Astaga, aku ngapain sih? Padahal tadi sudah yakin untuk menghindarinya, kalau sudah begini mau balik kanan dan meninggalkan dia di restoran padang ini juga tidak mungkin, 'kan?
"So?"
"So?"
Giliran membuka mulut malah bersamaan, terus lanjut lagi saling bertukar pandangan.
"Sebenarnya ada apa? Dan kenapa setiap kali ketemu, kau selalu membuatku khawatir?" lanjutnya dengan nada super serius, bahkan saat mewawancaraiku dulu dia tidak seserius ini.

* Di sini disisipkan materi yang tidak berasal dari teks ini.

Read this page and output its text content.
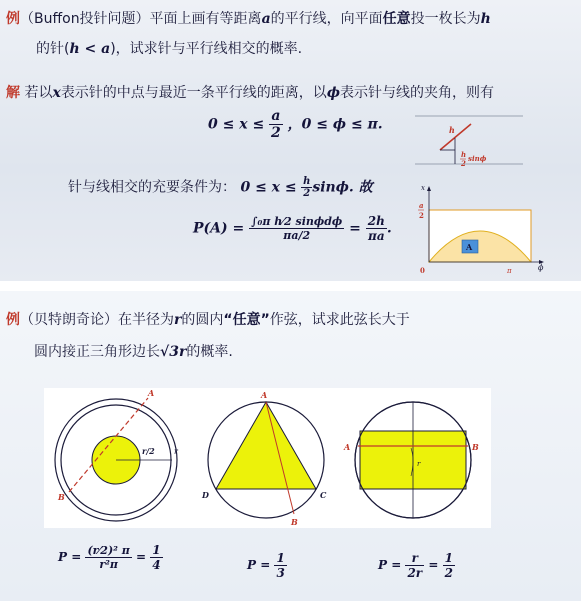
例（Buffon投针问题）平面上画有等距离a的平行线，向平面任意投一枚长为h
的针(h < a)，试求针与平行线相交的概率.
解 若以x表示针的中点与最近一条平行线的距离，以ϕ表示针与线的夹角，则有
$0 \le x \le \frac{a}{2}$ ，0 ≤ ϕ ≤ π.
针与线相交的充要条件为： $0 \le x \le \frac{h}{2} \sin\phi$. 故
$P(A) = \frac{\text{∫₀π h⁄2 sinϕdϕ}}{\pi a/2} = \frac{2h}{\pi a}$ .
h
h
2
sinϕ
A
x
a
2
0	π	ϕ
例（贝特朗奇论）在半径为r的圆内“任意”作弦，试求此弦长大于
圆内接正三角形边长√3r的概率.
A
B
r/2 r
A
D	C
B
r
A	B
$P = \frac{\text{(r⁄2)² π}}{\text{r²π}} = \frac{1}{4}$	$P = \frac{1}{3}$	$P = \frac{r}{2r} = \frac{1}{2}$
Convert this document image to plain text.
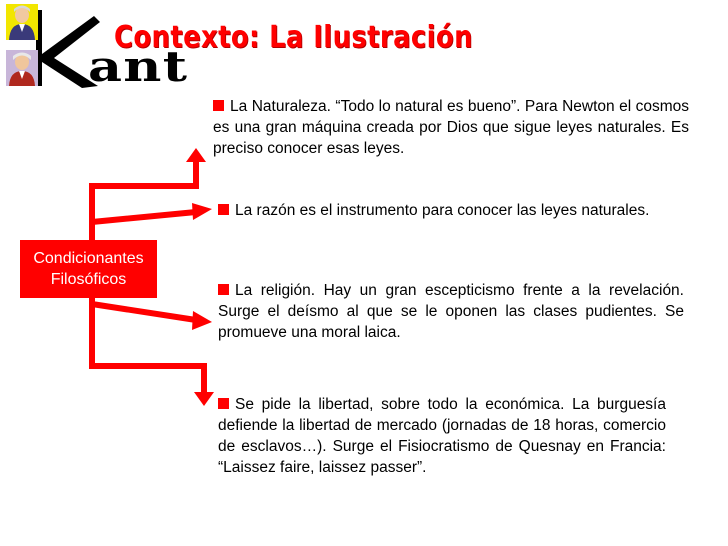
ant
Contexto: La Ilustración
Condicionantes
Filosóficos
La Naturaleza. “Todo lo natural es bueno”. Para Newton el cosmos es una gran máquina creada por Dios que sigue leyes naturales. Es preciso conocer esas leyes.
La razón es el instrumento para conocer las leyes naturales.
La religión. Hay un gran escepticismo frente a la revelación. Surge el deísmo al que se le oponen las clases pudientes. Se promueve una moral laica.
Se pide la libertad, sobre todo la económica. La burguesía defiende la libertad de mercado (jornadas de 18 horas, comercio de esclavos…). Surge el Fisiocratismo de Quesnay en Francia: “Laissez faire, laissez passer”.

"Setiap kali? Kau berlebihan, Khun. Lagi pula aku tidak tahu kalau kita akan bertemu di sana, tidak ada juga yang meminta untuk kau khawatirkan!" Sindiranku terpaksa terputus karena pelayan restoran yang datang membawa banyak piring dengan aneka lauk masakan khas Padang, lalu menyusun sedemikian rupa di depan kami.

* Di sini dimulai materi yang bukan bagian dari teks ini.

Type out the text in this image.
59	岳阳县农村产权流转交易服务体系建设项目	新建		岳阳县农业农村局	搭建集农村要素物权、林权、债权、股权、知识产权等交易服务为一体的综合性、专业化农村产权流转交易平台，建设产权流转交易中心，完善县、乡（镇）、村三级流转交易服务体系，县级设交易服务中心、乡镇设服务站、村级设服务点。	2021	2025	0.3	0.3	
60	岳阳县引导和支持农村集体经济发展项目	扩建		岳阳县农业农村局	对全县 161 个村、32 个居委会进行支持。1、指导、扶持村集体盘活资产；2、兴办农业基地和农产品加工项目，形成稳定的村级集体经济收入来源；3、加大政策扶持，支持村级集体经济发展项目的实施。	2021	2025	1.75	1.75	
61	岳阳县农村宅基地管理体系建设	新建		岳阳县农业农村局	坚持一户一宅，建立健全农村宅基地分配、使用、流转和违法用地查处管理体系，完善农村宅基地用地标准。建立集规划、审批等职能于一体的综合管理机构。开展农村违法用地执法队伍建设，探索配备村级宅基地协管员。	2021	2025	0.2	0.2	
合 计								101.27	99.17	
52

"Kau memesan makanan sebanyak ini?" tanyanya dengan tatapan heran padaku.
Aku pun tertawa kecil mendengarnya. "Mereka hanya akan menghitung apa yang kita makan. Anggap saja ini mini buffet," sahutku sembari tanganku merapikan susunan piring-piring itu, sementara dia hanya mengangguk sembari memperhatikanku.
"Makan, Khun," tawarku, sembari memindahkan sepotong rendang, ditambah perkedel ke piringku.
Kuperhatikan dia melakukan hal yang sama, dan dengan santai makan langsung dengan tangannya—alih-alih menggunakan sendok garpu—sama seperti yang sedang kulakukan. "Aku belum pernah melihatmu makan langsung pakai tangan sebelumnya. Kalau kau tidak nyaman, kau bisa pakai sendok, Khun," ucapku tanpa memandangnya dan berlagak serius dengan makananku.
"Siapa bilang aku tidak nyaman. Di Thailand juga banyak makanan tradisional yang cara memakannya langsung dengan tangan. Kebudayaan kita sebenarnya tidak jauh berbeda. Kecuali ...."
"Kecuali apa?" Kami saling bertatapan lagi.
Sial, aku masuk perangkapnya. Pasti dia sengaja menggantung kalimatnya supaya aku penasaran dan akhirnya bertanya. Sekarang dia malah tersenyum lagi, setelah berhasil mengerjai aku.
KAMU SEDANG MEMBACA
Bucin Akut (Completed) ✔
ChickLit- Pilihan Editor Wattpad HQ Mei 2022 - Reading List April 2022 @WattpadRomanceID kategori Dangerous Love - - Reading List Cerita Pilihan Bulan Mei @WattpadChicklitID - Banyak yang bilang aku bucin, budak cinta. Karena, aku sampai jauh-jauh ngejar c...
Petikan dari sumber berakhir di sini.